The directions of the regression coefficients for the three factors differed among species (Table 1). The occurrence of C. amara was associated positively with water content and C/N ratio and negatively with sky openness at the season’s start. By contrast, the occurrence of C. hirsuta was associated with the three factors in the opposite direction. In C. flexuosa, the directions of these regression coefficients consisted of a combination of those of its diploid progenitor species. For water content, negative and positive values were observed in 2013 and 2014, respectively, coinciding with the exclusion and inclusion of sites with extreme soil moisture (filled and open arrows in Fig. 3b,f; Table 1). Furthermore, the values of the regression coefficients for water content and C /N ratio of C. flexuosa were intermediate between those for C. amara and C. hirsuta. Hence, these quantitative analyses support the difference of the three species in the PCA plot (Fig. 2), in which the habitat of the two diploid progenitor species are distinct, and that of the allopolyploid C. flexuosa partly overlapped with those of its progenitors at the intermediate range.

Fig. 3.

The mean ± SD and the range (maximum–minimum) of soil moisture of Cardamine amara, Cardamine hirsuta, and Cardamine flexuosa sites during growing seasons in (a–d) 2013 and (e–h) 2014 measured with a soil moisture sensor at each site (3 ≤ N ≤ 9 per site). (a, e) Mean soil moisture of sites with C. amara. (b, f) Mean soil moisture of sites with C. flexuosa. (c, g) Mean soil moisture of sites with C. hirsuta. In (a–c) and (e–g), the color coding of points corresponds to that in Figs 1, 2, and open and filled arrows indicate the IR5 and KT1 sites, respectively. IR, Irchel; KT, Küsnacht‐Tobel. (d, h) The range of soil moisture on census dates and for the entire growing season (vertical bars on the right) for each species; solid, dotted, and finely dotted lines indicate C. amara, C. flexuosa, and C. hirsuta, respectively. In 2013, C. flexuosa did not occur in the wettest site, KT1, inhabited by C. amara (a, filled arrowhead) but appeared in the driest site, IR5, inhabited by C. hirsuta (b, c, open arrowheads). The opposite was the case in 2014 (e–g).

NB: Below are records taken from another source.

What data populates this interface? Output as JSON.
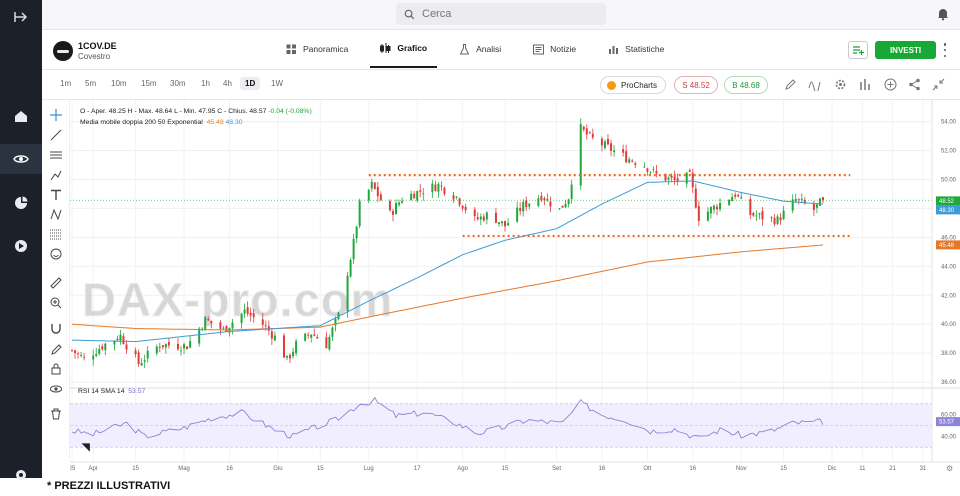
{
  "search": {
    "placeholder": "Cerca"
  },
  "instrument": {
    "symbol": "1COV.DE",
    "name": "Covestro"
  },
  "tabs": [
    {
      "label": "Panoramica"
    },
    {
      "label": "Grafico"
    },
    {
      "label": "Analisi"
    },
    {
      "label": "Notizie"
    },
    {
      "label": "Statistiche"
    }
  ],
  "invest_label": "INVESTI",
  "timeframes": [
    "1m",
    "5m",
    "10m",
    "15m",
    "30m",
    "1h",
    "4h",
    "1D",
    "1W"
  ],
  "selected_timeframe": "1D",
  "toolbar": {
    "prochart_label": "ProCharts",
    "sell_label": "S 48.52",
    "buy_label": "B 48.68"
  },
  "legend": {
    "ohlc_prefix": "O - Aper. 48.25  H - Max. 48.64  L - Min. 47.95  C - Chius. 48.57",
    "ohlc_change": "-0.04 (-0.08%)",
    "ma_label": "Media mobile doppia 200 50 Exponential",
    "ma_value_1": "45.48",
    "ma_value_2": "48.30",
    "rsi_label": "RSI 14 SMA 14",
    "rsi_value": "53.57"
  },
  "watermark": "DAX-pro.com",
  "footnote": "* PREZZI ILLUSTRATIVI",
  "colors": {
    "up": "#20a83a",
    "down": "#e23b3b",
    "ema50": "#3e9bd6",
    "ema200": "#e6782a",
    "level": "#ee6a1f",
    "rsi": "#8b84d6",
    "invest": "#17a836"
  },
  "chart_data": {
    "type": "candlestick",
    "y_axis": {
      "ticks": [
        36.0,
        38.0,
        40.0,
        42.0,
        44.0,
        46.0,
        48.0,
        50.0,
        52.0,
        54.0
      ],
      "range": [
        35.8,
        54.8
      ],
      "price_labels": [
        "48.52",
        "48.30",
        "45.48"
      ]
    },
    "x_axis": {
      "range": [
        "2024-03-25",
        "2025-01-03"
      ],
      "labels": [
        {
          "label": "25",
          "date": "2024-03-25"
        },
        {
          "label": "Apr",
          "date": "2024-04-01"
        },
        {
          "label": "15",
          "date": "2024-04-15"
        },
        {
          "label": "Mag",
          "date": "2024-05-01"
        },
        {
          "label": "16",
          "date": "2024-05-16"
        },
        {
          "label": "Giu",
          "date": "2024-06-01"
        },
        {
          "label": "15",
          "date": "2024-06-15"
        },
        {
          "label": "Lug",
          "date": "2024-07-01"
        },
        {
          "label": "17",
          "date": "2024-07-17"
        },
        {
          "label": "Ago",
          "date": "2024-08-01"
        },
        {
          "label": "15",
          "date": "2024-08-15"
        },
        {
          "label": "Set",
          "date": "2024-09-01"
        },
        {
          "label": "16",
          "date": "2024-09-16"
        },
        {
          "label": "Ott",
          "date": "2024-10-01"
        },
        {
          "label": "16",
          "date": "2024-10-16"
        },
        {
          "label": "Nov",
          "date": "2024-11-01"
        },
        {
          "label": "15",
          "date": "2024-11-15"
        },
        {
          "label": "Dic",
          "date": "2024-12-01"
        },
        {
          "label": "11",
          "date": "2024-12-11"
        },
        {
          "label": "21",
          "date": "2024-12-21"
        },
        {
          "label": "31",
          "date": "2024-12-31"
        }
      ]
    },
    "close_anchors": [
      [
        "2024-03-25",
        38.2
      ],
      [
        "2024-03-29",
        37.6
      ],
      [
        "2024-04-04",
        38.5
      ],
      [
        "2024-04-10",
        39.2
      ],
      [
        "2024-04-16",
        37.3
      ],
      [
        "2024-04-23",
        38.6
      ],
      [
        "2024-05-02",
        38.5
      ],
      [
        "2024-05-08",
        40.3
      ],
      [
        "2024-05-14",
        39.6
      ],
      [
        "2024-05-21",
        40.9
      ],
      [
        "2024-05-27",
        40.0
      ],
      [
        "2024-05-31",
        39.1
      ],
      [
        "2024-06-04",
        37.5
      ],
      [
        "2024-06-07",
        38.6
      ],
      [
        "2024-06-12",
        39.4
      ],
      [
        "2024-06-17",
        38.6
      ],
      [
        "2024-06-21",
        40.6
      ],
      [
        "2024-06-26",
        45.6
      ],
      [
        "2024-06-28",
        48.2
      ],
      [
        "2024-07-02",
        49.6
      ],
      [
        "2024-07-08",
        47.6
      ],
      [
        "2024-07-12",
        48.7
      ],
      [
        "2024-07-18",
        49.2
      ],
      [
        "2024-07-24",
        49.6
      ],
      [
        "2024-07-30",
        48.8
      ],
      [
        "2024-08-05",
        47.2
      ],
      [
        "2024-08-10",
        47.6
      ],
      [
        "2024-08-15",
        46.8
      ],
      [
        "2024-08-21",
        48.2
      ],
      [
        "2024-08-27",
        48.9
      ],
      [
        "2024-09-02",
        47.9
      ],
      [
        "2024-09-05",
        48.8
      ],
      [
        "2024-09-09",
        53.5
      ],
      [
        "2024-09-12",
        52.9
      ],
      [
        "2024-09-18",
        52.2
      ],
      [
        "2024-09-24",
        51.5
      ],
      [
        "2024-09-30",
        51.0
      ],
      [
        "2024-10-04",
        50.3
      ],
      [
        "2024-10-10",
        49.9
      ],
      [
        "2024-10-15",
        50.2
      ],
      [
        "2024-10-18",
        47.4
      ],
      [
        "2024-10-24",
        48.2
      ],
      [
        "2024-10-30",
        49.0
      ],
      [
        "2024-11-04",
        47.6
      ],
      [
        "2024-11-08",
        47.4
      ],
      [
        "2024-11-13",
        47.2
      ],
      [
        "2024-11-19",
        48.6
      ],
      [
        "2024-11-25",
        47.9
      ],
      [
        "2024-11-28",
        48.57
      ]
    ],
    "ema_50_anchors": [
      [
        "2024-03-25",
        38.9
      ],
      [
        "2024-04-15",
        38.8
      ],
      [
        "2024-05-16",
        39.5
      ],
      [
        "2024-06-15",
        39.9
      ],
      [
        "2024-07-01",
        41.6
      ],
      [
        "2024-07-17",
        43.2
      ],
      [
        "2024-08-01",
        44.8
      ],
      [
        "2024-08-15",
        45.8
      ],
      [
        "2024-09-01",
        46.6
      ],
      [
        "2024-09-16",
        48.3
      ],
      [
        "2024-10-01",
        49.8
      ],
      [
        "2024-10-16",
        49.9
      ],
      [
        "2024-11-01",
        49.1
      ],
      [
        "2024-11-15",
        48.5
      ],
      [
        "2024-11-28",
        48.3
      ]
    ],
    "ema_200_anchors": [
      [
        "2024-03-25",
        40.0
      ],
      [
        "2024-04-15",
        39.7
      ],
      [
        "2024-05-16",
        39.6
      ],
      [
        "2024-06-15",
        39.8
      ],
      [
        "2024-07-01",
        40.5
      ],
      [
        "2024-08-01",
        41.8
      ],
      [
        "2024-09-01",
        43.0
      ],
      [
        "2024-10-01",
        44.3
      ],
      [
        "2024-11-01",
        45.0
      ],
      [
        "2024-11-28",
        45.48
      ]
    ],
    "levels": [
      {
        "price": 50.3,
        "from": "2024-07-01",
        "to": "2024-12-07"
      },
      {
        "price": 46.1,
        "from": "2024-08-01",
        "to": "2024-12-07"
      }
    ],
    "rsi": {
      "range": [
        20,
        80
      ],
      "ticks": [
        40.0,
        60.0
      ],
      "band": [
        30,
        70
      ],
      "anchors": [
        [
          "2024-03-25",
          45
        ],
        [
          "2024-04-01",
          42
        ],
        [
          "2024-04-12",
          52
        ],
        [
          "2024-04-18",
          40
        ],
        [
          "2024-05-01",
          48
        ],
        [
          "2024-05-10",
          57
        ],
        [
          "2024-05-20",
          62
        ],
        [
          "2024-05-31",
          46
        ],
        [
          "2024-06-06",
          40
        ],
        [
          "2024-06-14",
          49
        ],
        [
          "2024-06-20",
          55
        ],
        [
          "2024-06-28",
          70
        ],
        [
          "2024-07-03",
          73
        ],
        [
          "2024-07-10",
          59
        ],
        [
          "2024-07-20",
          62
        ],
        [
          "2024-07-30",
          52
        ],
        [
          "2024-08-06",
          43
        ],
        [
          "2024-08-14",
          48
        ],
        [
          "2024-08-22",
          55
        ],
        [
          "2024-09-03",
          52
        ],
        [
          "2024-09-09",
          71
        ],
        [
          "2024-09-16",
          60
        ],
        [
          "2024-09-24",
          55
        ],
        [
          "2024-10-02",
          45
        ],
        [
          "2024-10-10",
          47
        ],
        [
          "2024-10-18",
          38
        ],
        [
          "2024-10-25",
          46
        ],
        [
          "2024-11-01",
          41
        ],
        [
          "2024-11-10",
          44
        ],
        [
          "2024-11-18",
          52
        ],
        [
          "2024-11-28",
          53.57
        ]
      ]
    }
  }
}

Temporal fluctuation of the soil moisture

Because the key environmental factor for determining niche divergence turned out to be water content, which likely fluctuated naturally, we examined whether temporal patterns of habitat water availability varied among species. In 2013, the habitat’s level of soil moisture for the diploid progenitor C. amara was high, in contrast to the other diploid progenitor C. hirsuta (Fig. 3a,c). At any given time, the level of soil moisture of sites inhabited by only C. amara (black points in the figure) and by only C. hirsuta (red points in the figure) did not overlap with each other. The habitat’s level of soil moisture for the allopolyploid C. flexuosa overlapped partly with either of the diploid progenitor species in the intermediate range, but not at the high or low ends (Fig. 3b). The level of soil moisture in 2014 was generally similar to that in 2013, although at the beginning of the season the levels of soil moisture of the C. amara and C. flexuosa habitats were lower than they were in 2013 (Fig. 3a,b,e,f). Furthermore, the soil moisture range throughout the season was largest for C. flexuosa in both 2013 and 2014 (Fig. 3d,h). Thus, the habitats of C. flexuosa had a broad range of soil moisture overlapping with two diploid progenitor species at the intermediate range. The observed niche divergence along soil moisture provided a basis for studying homeolog expression patterns of C. flexuosa in comparison with its diploid progenitor species along a natural environmental gradient.

PCA of homeolog expression of C. flexuosa and its diploid progenitor species

To compare the whole genome gene expression pattern in the allopolyploid and diploid progenitor species, we analyzed RNA‐seq data of C. flexuosa at three times at three sites with contrasting soil moisture levels, together with the cohabiting diploid progenitor species, C. hirsuta at IR1 and C. amara at KT5, on 2 May (Fig. S2; Tables S3, S4). The number of reads classified into each subgenome was almost equal in all C. flexuosa samples (Fig. S3), indicating no clear expression bias at subgenomic level.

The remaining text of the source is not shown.